Ce n’est un secret pour personne que le président turc se veut le restaurateur de la puissance de son pays, et qu’il lorgne sur un grand projet nationaliste turc, tour à tour teinté de panturquisme et de nostalgie ottomane. Cela passe bien sûr par un rôle d’une importance croissante sur la scène internationale, mais aussi par une armée puissante, en tout cas dans le chef de Recep Tayyip Erdoğan. Mais du rêve à la réalité, il y a de nombreux obstacles, technologiques et stratégiques.
Le 2 juillet dernier, le président turc adressait un discours fort martial à l’Université de Défense nationale d’Istanbul: « Dans la construction d’une grande et puissante Turquie […] il n’y a aucune menace que l’armée ne puisse surmonter sur terre, en mer et dans les airs. Nous allons constamment renaître et franchir de nouvelles étapes jusqu’à ce que nous fassions des forces armées turques le numéro un mondial avec tous ses éléments, sa formation, son équipement, sa technologie et son expérience. » Des mots forts qui trahissent une ambition réelle de puissance, mais qui contrastent avec les moyens réels du pays.
Joli coup de pub en Ukraine…
L’industrie turque de l’armement avait toutefois bénéficié d’un joli coup de publicité ces derniers mois, ses drones Bayraktar TB2 ayant largement contribué à repousser la première offensive russe en Ukraine, en février et mars dernier. L’engin volant dispose de réelles capacités antichars, et ce, pour un prix bien moins élevé que les drones de haute technologie, ce qui a confirmé ce que beaucoup d’états-majors occidentaux craignaient : dans un conflit de haute intensité, les nouvelles générations de drones bon marché peuvent offrir une force de frappe aérienne efficace à des pays peu ou pas équipés en avions modernes, et ce, pour une fraction du prix et de l’entrainement du personnel.
Sauf que le Bayraktar TB2 n’est pas aussi turc qu’Erdogan aime à la penser : ses composants clés proviennent d’États membres de l’OTAN plus développés sur le plan économique, souligne le média spécialisé Military Watch Magazine. De manière générale, l’industrie turque n’a pas les moyens techniques de produire seule ses engins les plus prometteurs, à l’inverse de concurrents régionaux qui ont eux aussi choisi de développer des drones « low cost », en premier lieu Israël, mais aussi l’Iran, qui mettent un accent certain sur leurs programmes de développement.

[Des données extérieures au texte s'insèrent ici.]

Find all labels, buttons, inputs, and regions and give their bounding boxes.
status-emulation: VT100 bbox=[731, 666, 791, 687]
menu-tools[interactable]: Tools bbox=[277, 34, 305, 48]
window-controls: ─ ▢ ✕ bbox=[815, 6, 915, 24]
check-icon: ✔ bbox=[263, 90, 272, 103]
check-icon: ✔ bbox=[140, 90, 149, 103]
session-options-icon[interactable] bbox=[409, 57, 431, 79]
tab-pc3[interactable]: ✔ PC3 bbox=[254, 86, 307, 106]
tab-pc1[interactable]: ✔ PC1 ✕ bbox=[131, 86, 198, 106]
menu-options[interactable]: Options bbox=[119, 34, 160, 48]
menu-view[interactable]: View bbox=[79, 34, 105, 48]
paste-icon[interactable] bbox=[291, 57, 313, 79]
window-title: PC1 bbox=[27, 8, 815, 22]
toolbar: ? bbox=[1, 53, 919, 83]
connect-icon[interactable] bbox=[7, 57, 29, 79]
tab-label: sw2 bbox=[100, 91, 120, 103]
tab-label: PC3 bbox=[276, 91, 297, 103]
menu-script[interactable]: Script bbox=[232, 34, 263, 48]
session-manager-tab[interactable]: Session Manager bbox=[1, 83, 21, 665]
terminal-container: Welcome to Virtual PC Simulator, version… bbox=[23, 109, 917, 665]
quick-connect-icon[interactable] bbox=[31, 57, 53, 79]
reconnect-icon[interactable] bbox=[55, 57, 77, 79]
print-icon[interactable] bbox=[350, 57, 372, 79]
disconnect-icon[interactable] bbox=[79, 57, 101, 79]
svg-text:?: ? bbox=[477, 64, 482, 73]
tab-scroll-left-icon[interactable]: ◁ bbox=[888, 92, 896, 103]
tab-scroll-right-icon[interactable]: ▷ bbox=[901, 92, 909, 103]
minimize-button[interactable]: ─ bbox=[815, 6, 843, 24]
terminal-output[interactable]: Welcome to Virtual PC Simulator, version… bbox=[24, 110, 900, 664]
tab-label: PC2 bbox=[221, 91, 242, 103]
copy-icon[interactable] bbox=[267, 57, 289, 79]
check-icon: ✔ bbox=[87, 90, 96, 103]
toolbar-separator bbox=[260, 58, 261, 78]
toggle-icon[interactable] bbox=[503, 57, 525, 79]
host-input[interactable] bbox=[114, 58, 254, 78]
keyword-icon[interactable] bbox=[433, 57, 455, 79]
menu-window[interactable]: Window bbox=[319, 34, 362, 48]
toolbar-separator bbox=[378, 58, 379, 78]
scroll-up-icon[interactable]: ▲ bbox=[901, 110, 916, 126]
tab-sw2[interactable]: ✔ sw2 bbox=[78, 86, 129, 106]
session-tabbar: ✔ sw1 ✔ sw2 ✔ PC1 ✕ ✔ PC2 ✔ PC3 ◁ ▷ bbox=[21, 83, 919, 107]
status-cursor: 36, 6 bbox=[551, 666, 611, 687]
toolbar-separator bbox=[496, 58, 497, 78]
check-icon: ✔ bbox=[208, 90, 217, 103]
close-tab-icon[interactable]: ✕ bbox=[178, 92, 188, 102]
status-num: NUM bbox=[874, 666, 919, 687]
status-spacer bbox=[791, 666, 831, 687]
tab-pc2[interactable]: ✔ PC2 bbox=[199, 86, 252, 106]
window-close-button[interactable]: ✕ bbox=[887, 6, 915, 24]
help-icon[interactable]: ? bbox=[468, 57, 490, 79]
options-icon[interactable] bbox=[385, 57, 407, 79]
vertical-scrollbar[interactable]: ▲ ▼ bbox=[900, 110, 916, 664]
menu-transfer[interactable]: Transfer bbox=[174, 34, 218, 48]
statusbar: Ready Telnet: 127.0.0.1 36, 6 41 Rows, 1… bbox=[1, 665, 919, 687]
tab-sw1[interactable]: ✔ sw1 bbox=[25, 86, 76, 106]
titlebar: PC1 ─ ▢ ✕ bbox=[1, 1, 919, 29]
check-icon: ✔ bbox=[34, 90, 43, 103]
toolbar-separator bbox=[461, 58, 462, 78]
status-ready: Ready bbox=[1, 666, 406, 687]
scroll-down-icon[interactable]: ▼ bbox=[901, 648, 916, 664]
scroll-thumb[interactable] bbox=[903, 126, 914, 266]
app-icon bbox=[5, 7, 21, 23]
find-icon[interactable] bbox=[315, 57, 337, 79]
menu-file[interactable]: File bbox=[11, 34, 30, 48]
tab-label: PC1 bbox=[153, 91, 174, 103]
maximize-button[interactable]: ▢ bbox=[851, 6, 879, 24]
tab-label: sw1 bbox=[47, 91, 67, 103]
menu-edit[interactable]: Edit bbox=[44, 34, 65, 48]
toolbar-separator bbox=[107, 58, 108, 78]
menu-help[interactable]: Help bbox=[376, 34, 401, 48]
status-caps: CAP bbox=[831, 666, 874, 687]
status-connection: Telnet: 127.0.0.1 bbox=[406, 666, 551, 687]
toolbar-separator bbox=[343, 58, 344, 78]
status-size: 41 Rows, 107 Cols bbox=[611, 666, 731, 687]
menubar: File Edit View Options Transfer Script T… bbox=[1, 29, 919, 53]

… Mais une industrie sous perfusion étrangère
Un autre exemple de cette difficulté à développer un engin national sans aide étrangère n’est autre que le Altay T1, le futur char de bataille principal de l’armée turque, qui doit entrer en service en 2023. Cet enjeu de fierté national est en fait basé sur le châssis du char coréen Black Panther, et il sera achevé avec l’assistance et les transferts de technologie négociés avec la firme sud-coréenne Huyndai.
Ces problèmes de dépendance à l’étranger se voient aggravés par la situation délicate dans laquelle se retrouve parfois le pays sur la scène internationale suite aux décisions ou déclarations de son président. La Turquie a longtemps négocié la modernisation de sa force aérienne sous l’égide des États-Unis et de l’OTAN, mais le pays a été expulsé du programme de chasseurs de cinquième génération F-35, qui a contraint le ministère de la Défense à poursuivre l’achat de F-16 modernisés – le deuxième plus ancien chasseur au monde encore en production aujourd’hui et le chasseur occidental le moins cher encore fabriqué.
Isolement au sein même de l’OTAN
Et là encore, l’achat de nouveaux appareils a été bloqué, suite à l’intervention turque en Syrie contre les milices kurdes, mais aussi aux régulières déclarations menaçantes d’Erdogan envers la Grèce, autre pays de l’OTAN avec lequel demeurent des conflits territoriaux en mer Égée.
De toute évidence, si le président turc veut faire de son pays une puissance incontournable, au moins sur le plan régional, ses propres alliés ne le souhaitent pas particulièrement. Les États-Unis en particulier limitent la gamme d’armes auxquelles la Turquie a accès, en grande partie par peur de ce que le président turc, déjà champion de la nage à contre-courant au sein de l’OTAN, voire du chantage à l’encontre des pays candidats, pourrait en faire.